Can your Will be challenged?
A judge said that courts couldn’t decide whether or not a Will was fair
Is your Will your last word? That’s because there are certain groups of people who can go to court and make a claim on your estate if they feel they’ve been overlooked.
This particular situation happened with brothers Remo, Nino and David Rea, who had been largely written out of their mother Anna Rea’s Will.
According to Mail Online, when Anna died in 2016 at the age of 86, she left her £1m family home in London – described as “her only effective asset” – to her daughter Rita.
It was reported that Anna had a soft spot for her daughter, who cared for her during her final years.
The final copy, according to the Mail, Anna made her final Will in December 2015. She wrote:
“I give my daughter my property absolutely as she has taken care of me for all these years.
I declare that my sons do not help with my care and there have been numerous calls from me, but they are not engaging with any help or assistance.
My sons have not taken care of me and my daughter Rita has been my sole carer for many years.”
Presenting their case
The Rea brothers challenged their late Mother’s Will in the High Court. In court, reported the Mail, they “argued their sister had ‘poisoned’ their mother’s mind with lies about them before she signed the document.”
The court heard further that in her previous Will, made in 1986, Anna had shared her estate equally between her sons and daughter.
Wills can be challenged in court, however, there’s no guarantee of a successful outcome and the Rea brothers lost. Reported the Mail:
“The judge has upheld the 2015 Will, saying there was no evidence to support their claims and adding that it was not his job to rule whether the Will was ‘fair’, only whether it was valid.”

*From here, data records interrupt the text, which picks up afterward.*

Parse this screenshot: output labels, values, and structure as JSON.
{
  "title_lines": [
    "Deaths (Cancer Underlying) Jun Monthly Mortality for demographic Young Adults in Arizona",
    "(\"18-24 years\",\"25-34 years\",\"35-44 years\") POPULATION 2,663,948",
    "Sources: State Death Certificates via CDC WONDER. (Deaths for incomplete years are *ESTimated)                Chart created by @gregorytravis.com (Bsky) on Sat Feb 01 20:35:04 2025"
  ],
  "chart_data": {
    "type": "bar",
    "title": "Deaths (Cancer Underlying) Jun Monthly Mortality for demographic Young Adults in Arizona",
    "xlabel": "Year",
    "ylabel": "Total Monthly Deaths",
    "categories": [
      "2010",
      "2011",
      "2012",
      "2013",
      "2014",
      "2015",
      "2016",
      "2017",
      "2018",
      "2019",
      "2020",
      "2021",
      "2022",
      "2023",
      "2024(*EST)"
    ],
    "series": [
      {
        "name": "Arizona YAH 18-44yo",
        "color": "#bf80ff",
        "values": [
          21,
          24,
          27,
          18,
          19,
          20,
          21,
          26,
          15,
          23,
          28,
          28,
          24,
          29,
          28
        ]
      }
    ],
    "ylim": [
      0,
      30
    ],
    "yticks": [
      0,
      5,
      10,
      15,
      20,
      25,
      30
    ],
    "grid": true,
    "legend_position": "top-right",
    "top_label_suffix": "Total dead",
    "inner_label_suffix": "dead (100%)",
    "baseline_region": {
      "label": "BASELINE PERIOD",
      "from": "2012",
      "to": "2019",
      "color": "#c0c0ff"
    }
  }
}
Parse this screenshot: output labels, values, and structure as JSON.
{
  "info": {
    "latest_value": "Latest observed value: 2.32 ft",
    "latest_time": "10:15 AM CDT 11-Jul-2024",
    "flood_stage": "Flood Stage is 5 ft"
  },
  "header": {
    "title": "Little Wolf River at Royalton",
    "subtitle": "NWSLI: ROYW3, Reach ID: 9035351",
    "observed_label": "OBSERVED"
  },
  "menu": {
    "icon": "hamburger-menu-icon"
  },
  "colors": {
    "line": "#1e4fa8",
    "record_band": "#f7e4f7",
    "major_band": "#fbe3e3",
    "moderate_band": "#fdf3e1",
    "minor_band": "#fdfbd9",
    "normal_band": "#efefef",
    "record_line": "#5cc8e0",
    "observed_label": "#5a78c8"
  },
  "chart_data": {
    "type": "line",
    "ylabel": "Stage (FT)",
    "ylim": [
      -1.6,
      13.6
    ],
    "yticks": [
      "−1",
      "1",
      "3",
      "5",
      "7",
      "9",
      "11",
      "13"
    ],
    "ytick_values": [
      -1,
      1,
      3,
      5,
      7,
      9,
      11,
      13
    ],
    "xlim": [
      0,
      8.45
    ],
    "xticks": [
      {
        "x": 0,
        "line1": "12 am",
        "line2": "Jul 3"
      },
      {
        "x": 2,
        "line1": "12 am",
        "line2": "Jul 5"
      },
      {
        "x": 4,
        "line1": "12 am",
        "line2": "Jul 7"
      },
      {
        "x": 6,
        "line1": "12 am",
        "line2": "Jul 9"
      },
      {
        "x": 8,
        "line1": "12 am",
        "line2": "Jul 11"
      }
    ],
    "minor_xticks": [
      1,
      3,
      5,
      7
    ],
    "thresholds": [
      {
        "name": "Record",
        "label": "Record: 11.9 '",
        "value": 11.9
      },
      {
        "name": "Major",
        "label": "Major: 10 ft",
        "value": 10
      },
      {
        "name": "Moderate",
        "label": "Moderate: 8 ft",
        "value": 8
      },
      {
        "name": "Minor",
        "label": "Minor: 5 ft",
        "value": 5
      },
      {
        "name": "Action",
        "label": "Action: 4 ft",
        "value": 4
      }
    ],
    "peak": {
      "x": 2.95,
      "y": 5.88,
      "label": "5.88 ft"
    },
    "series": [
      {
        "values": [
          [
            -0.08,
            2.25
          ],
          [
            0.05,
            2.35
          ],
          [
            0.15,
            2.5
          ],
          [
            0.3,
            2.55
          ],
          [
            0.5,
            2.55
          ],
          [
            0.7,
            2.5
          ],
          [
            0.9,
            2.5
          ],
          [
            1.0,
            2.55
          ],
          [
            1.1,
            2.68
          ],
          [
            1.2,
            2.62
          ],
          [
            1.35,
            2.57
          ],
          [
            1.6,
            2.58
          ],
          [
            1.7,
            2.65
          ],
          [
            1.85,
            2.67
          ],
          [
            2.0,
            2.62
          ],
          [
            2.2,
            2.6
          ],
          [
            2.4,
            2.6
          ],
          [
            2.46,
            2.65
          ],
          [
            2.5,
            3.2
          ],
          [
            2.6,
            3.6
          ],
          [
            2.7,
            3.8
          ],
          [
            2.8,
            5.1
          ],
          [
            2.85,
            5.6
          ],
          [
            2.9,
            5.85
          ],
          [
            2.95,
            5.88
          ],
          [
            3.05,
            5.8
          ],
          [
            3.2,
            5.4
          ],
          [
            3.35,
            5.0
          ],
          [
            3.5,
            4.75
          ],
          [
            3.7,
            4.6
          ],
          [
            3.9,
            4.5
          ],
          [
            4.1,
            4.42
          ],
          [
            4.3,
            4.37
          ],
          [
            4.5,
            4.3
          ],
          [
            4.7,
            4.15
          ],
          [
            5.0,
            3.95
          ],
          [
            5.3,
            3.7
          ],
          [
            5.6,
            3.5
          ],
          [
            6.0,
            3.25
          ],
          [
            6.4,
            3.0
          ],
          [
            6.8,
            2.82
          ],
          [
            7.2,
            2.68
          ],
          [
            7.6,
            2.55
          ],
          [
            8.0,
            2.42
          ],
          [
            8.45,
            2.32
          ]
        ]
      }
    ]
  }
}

The outcome is that the brothers have been left with only a small inheritance. This could be swallowed up entirely by funeral expenses.
Making a claim
Only certain categories of people can make a legal claim if they don’t agree with a Will, as defined by the 1975 Inheritance Act.
The types of claimants are published on Wikipedia:
“There are categories under which someone can make an Inheritance Act 1975 claim by virtue of their relationship at death with a person who was domiciled in England and Wales. These categories are:
- Spouse or civil partner
- Former spouse or civil partner who has not remarried or repartnered
- Person living as cohabitant
- Someone treated as a child or being financially maintained”
The requirement for making a claim is that the Will fails to make reasonable financial provision.
“This Act makes provision for a court to vary (and extend when appropriate) the distribution of the estate of a deceased person to any spouse, former spouse, child, child of the family or dependant of that person in cases where the deceased person’s Will or the standard rules of intestacy fail to make reasonable financial provision.
Such provision can be derived not just from monetary assets but from any others forming part of the estate or which have been disposed of in the six years prior to the death.”
If you’re concerned that someone might make a claim on your Will, get in touch. We can help you by writing a Will that makes it as difficult for someone to make a claim on your estate.
There are other options, like a Trust. A Trust is managed by trustees on behalf of the beneficiaries.
In this case, the assets held in a Trust are no longer owned by you, they’re not passed on via your Will. This makes it impossible for anyone to make a claim.